CAMP Spotlight artist Leslie Sheryll’s artworks begin with scans of vintage 19th century tintypes, an ancestor of instant photography, and a story. The narratives she creates for each piece are woven into a body of work that explores female identity in a society that has long centered maleness, incorporating and rejecting, in tandem, the historical notions gender roles while infusing symbolism, fantasy, and personal experience into her pieces. Sheryll even names the women she makes focal points, combating the depersonalizing and commodifying of women: “I believe this gives each one a personal identity, something women did not have during their lifetime when they were considered to be the property of their husbands.  If I use a woman in multiple series her name always remains the same.”



"The biggest obstacle since COVID is the feeling of isolation. I rarely see my friends, I cannot go and see art, no more openings. Going to museums and galleries was something I did constantly. I was also involved with an artist group in my city, which is not an in-person experience any longer. I have grown weary of zoom and only participate in my almost weekly meeting with four good friends. Everyone has been affected in different ways... I do fear the effects this lockdown has had on the art market. Everyone has had to find a new way to survive."

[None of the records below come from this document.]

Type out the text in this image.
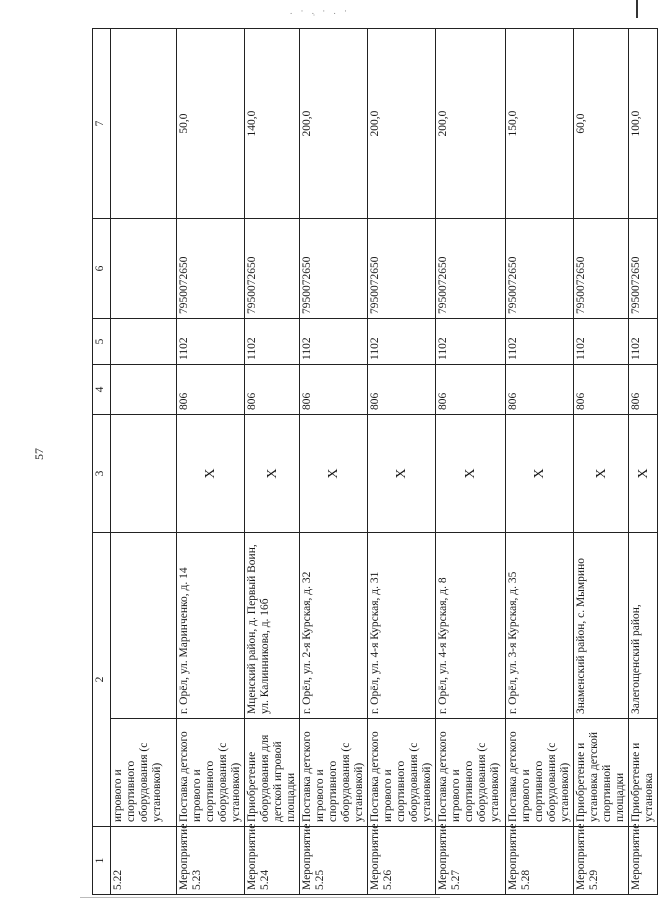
. · .̣ · . ·
57
1	2		3	4	5	6	7
5.22	игрового и спортивного оборудования (с установкой)						
Мероприятие 5.23	Поставка детского игрового и спортивного оборудования (с установкой)	г. Орёл, ул. Маринченко, д. 14	X	806	1102	7950072650	50,0
Мероприятие 5.24	Приобретение оборудования для детской игровой площадки	Мценский район, д. Первый Воин, ул. Калинникова, д. 16б	X	806	1102	7950072650	140,0
Мероприятие 5.25	Поставка детского игрового и спортивного оборудования (с установкой)	г. Орёл, ул. 2-я Курская, д. 32	X	806	1102	7950072650	200,0
Мероприятие 5.26	Поставка детского игрового и спортивного оборудования (с установкой)	г. Орёл, ул. 4-я Курская, д. 31	X	806	1102	7950072650	200,0
Мероприятие 5.27	Поставка детского игрового и спортивного оборудования (с установкой)	г. Орёл, ул. 4-я Курская, д. 8	X	806	1102	7950072650	200,0
Мероприятие 5.28	Поставка детского игрового и спортивного оборудования (с установкой)	г. Орёл, ул. 3-я Курская, д. 35	X	806	1102	7950072650	150,0
Мероприятие 5.29	Приобретение и установка детской спортивной площадки	Знаменский район, с. Мымрино	X	806	1102	7950072650	60,0
Мероприятие	Приобретение и установка	Залегощенский район,	X	806	1102	7950072650	100,0
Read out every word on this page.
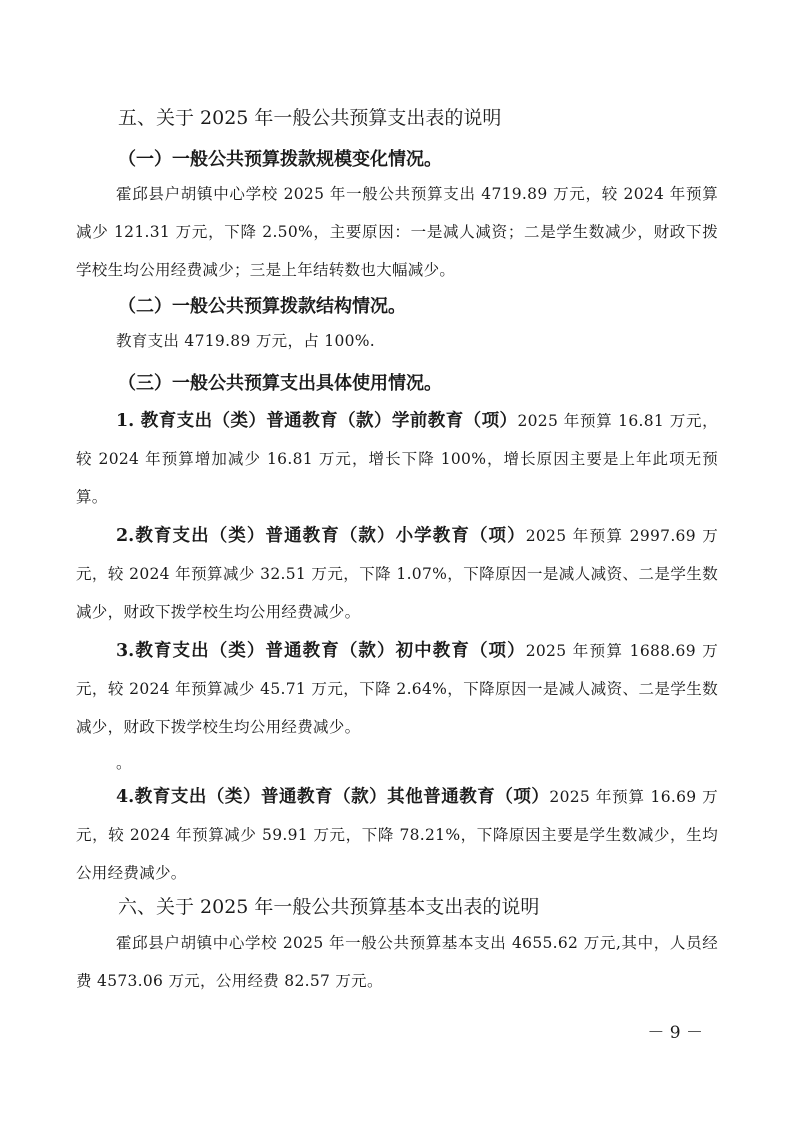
五、关于 2025 年一般公共预算支出表的说明
（一）一般公共预算拨款规模变化情况。

霍邱县户胡镇中心学校 2025 年一般公共预算支出 4719.89 万元，较 2024 年预算减少 121.31 万元，下降 2.50%，主要原因：一是减人减资；二是学生数减少，财政下拨学校生均公用经费减少；三是上年结转数也大幅减少。

（二）一般公共预算拨款结构情况。

教育支出 4719.89 万元，占 100%.

（三）一般公共预算支出具体使用情况。

1. 教育支出（类）普通教育（款）学前教育（项）2025 年预算 16.81 万元，较 2024 年预算增加减少 16.81 万元，增长下降 100%，增长原因主要是上年此项无预算。

2.教育支出（类）普通教育（款）小学教育（项）2025 年预算 2997.69 万元，较 2024 年预算减少 32.51 万元，下降 1.07%，下降原因一是减人减资、二是学生数减少，财政下拨学校生均公用经费减少。

3.教育支出（类）普通教育（款）初中教育（项）2025 年预算 1688.69 万元，较 2024 年预算减少 45.71 万元，下降 2.64%，下降原因一是减人减资、二是学生数减少，财政下拨学校生均公用经费减少。

。

4.教育支出（类）普通教育（款）其他普通教育（项）2025 年预算 16.69 万元，较 2024 年预算减少 59.91 万元，下降 78.21%，下降原因主要是学生数减少，生均公用经费减少。

六、关于 2025 年一般公共预算基本支出表的说明

霍邱县户胡镇中心学校 2025 年一般公共预算基本支出 4655.62 万元,其中，人员经费 4573.06 万元，公用经费 82.57 万元。

－ 9 －
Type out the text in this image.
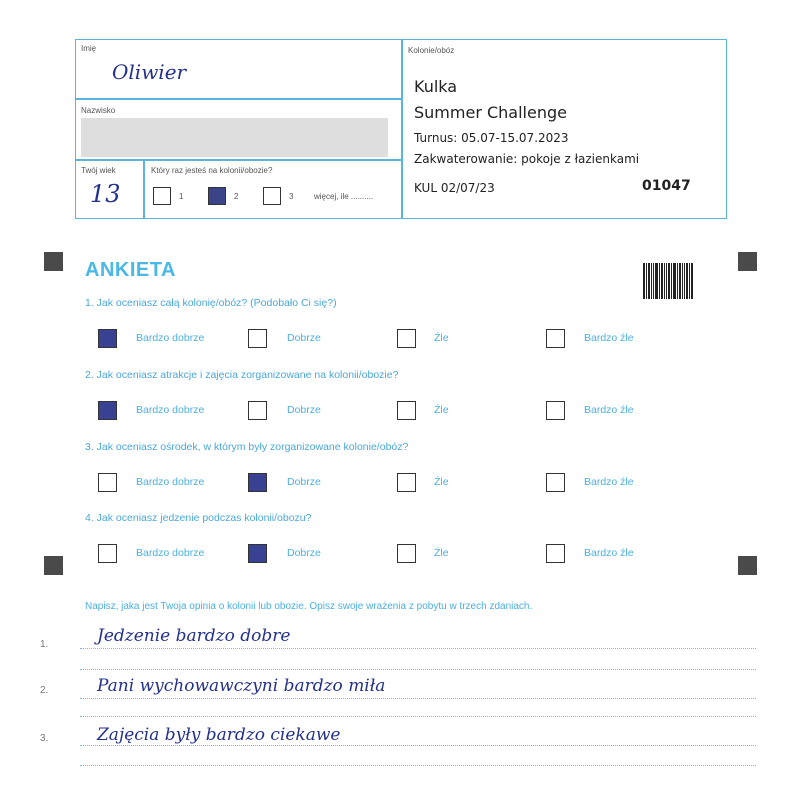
Imię
Oliwier
Nazwisko
Twój wiek
13
Który raz jesteś na kolonii/obozie?
1	2	3	więcej, ile ..........
Kolonie/obóz
Kulka
Summer Challenge
Turnus: 05.07-15.07.2023
Zakwaterowanie: pokoje z łazienkami
KUL 02/07/23	01047
ANKIETA
1. Jak oceniasz całą kolonię/obóz? (Podobało Ci się?)
Bardzo dobrze	Dobrze	Źle	Bardzo źle
2. Jak oceniasz atrakcje i zajęcia zorganizowane na kolonii/obozie?
Bardzo dobrze	Dobrze	Źle	Bardzo źle
3. Jak oceniasz ośrodek, w którym były zorganizowane kolonie/obóz?
Bardzo dobrze	Dobrze	Źle	Bardzo źle
4. Jak oceniasz jedzenie podczas kolonii/obozu?
Bardzo dobrze	Dobrze	Źle	Bardzo źle
Napisz, jaka jest Twoja opinia o kolonii lub obozie. Opisz swoje wrażenia z pobytu w trzech zdaniach.
1.	Jedzenie bardzo dobre
2.	Pani wychowawczyni bardzo miła
3.	Zajęcia były bardzo ciekawe
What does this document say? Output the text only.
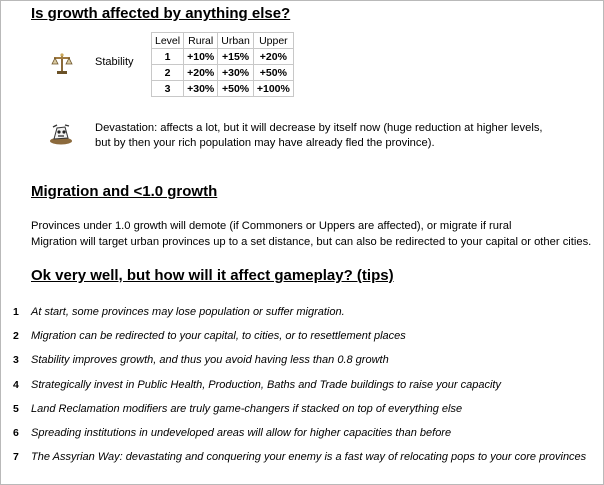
Is growth affected by anything else?
Stability
Level	Rural	Urban	Upper
1	+10%	+15%	+20%
2	+20%	+30%	+50%
3	+30%	+50%	+100%
Devastation: affects a lot, but it will decrease by itself now (huge reduction at higher levels,
but by then your rich population may have already fled the province).
Migration and <1.0 growth
Provinces under 1.0 growth will demote (if Commoners or Uppers are affected), or migrate if rural
Migration will target urban provinces up to a set distance, but can also be redirected to your capital or other cities.
Ok very well, but how will it affect gameplay? (tips)
1 At start, some provinces may lose population or suffer migration.
2 Migration can be redirected to your capital, to cities, or to resettlement places
3 Stability improves growth, and thus you avoid having less than 0.8 growth
4 Strategically invest in Public Health, Production, Baths and Trade buildings to raise your capacity
5 Land Reclamation modifiers are truly game-changers if stacked on top of everything else
6 Spreading institutions in undeveloped areas will allow for higher capacities than before
7 The Assyrian Way: devastating and conquering your enemy is a fast way of relocating pops to your core provinces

Leslie Sheryll. Hannah, 2015. Photography on archival digital print. 24 x 16.5 in.



"As for my art, I have been influenced by both COVID and the political situation we are facing. In March I began two series that directly deal with the feeling of isolation. Alone In The Time Of COVID-19, is a series of black and white film noir-ish vignettes of a small wooden man (a child’s toy) shot in miniature houses. The mood is one of loneliness, fear, and desperation. My second series; Home-Alone began just before COVID. I had been shooting homes around Jersey City that had seen better times. Some were old Victorian homes that were now unrecognizable because of inexpensive repairs to facades. I did not have a cohesive plan for the project which eventually morphed into what it has become, a series of homes that are isolated from one another. In essence, COVID brought my idea into something relevant to what is going on now. This series differs from Alone In The Time Of COVID in that color is now the isolating factor. I am happy to have been asked to exhibit this series in the spring of 2021. Politically, I am working on three new series that affect the lives of women (the theme in most of my work). All are a response to the conservative views of the Supreme Court. 


"My studio is in my home, so COVID has not changed my working situation except in that I cannot 'get away' for a breather. During the summer my garden was my oasis, but now as it gets colder I am inside more... As far as New Years Resolutions, I don’t do them." 



Leslie Sheryll. Clara, 2014. Photography on archival digital print. 19 x 16.5 in.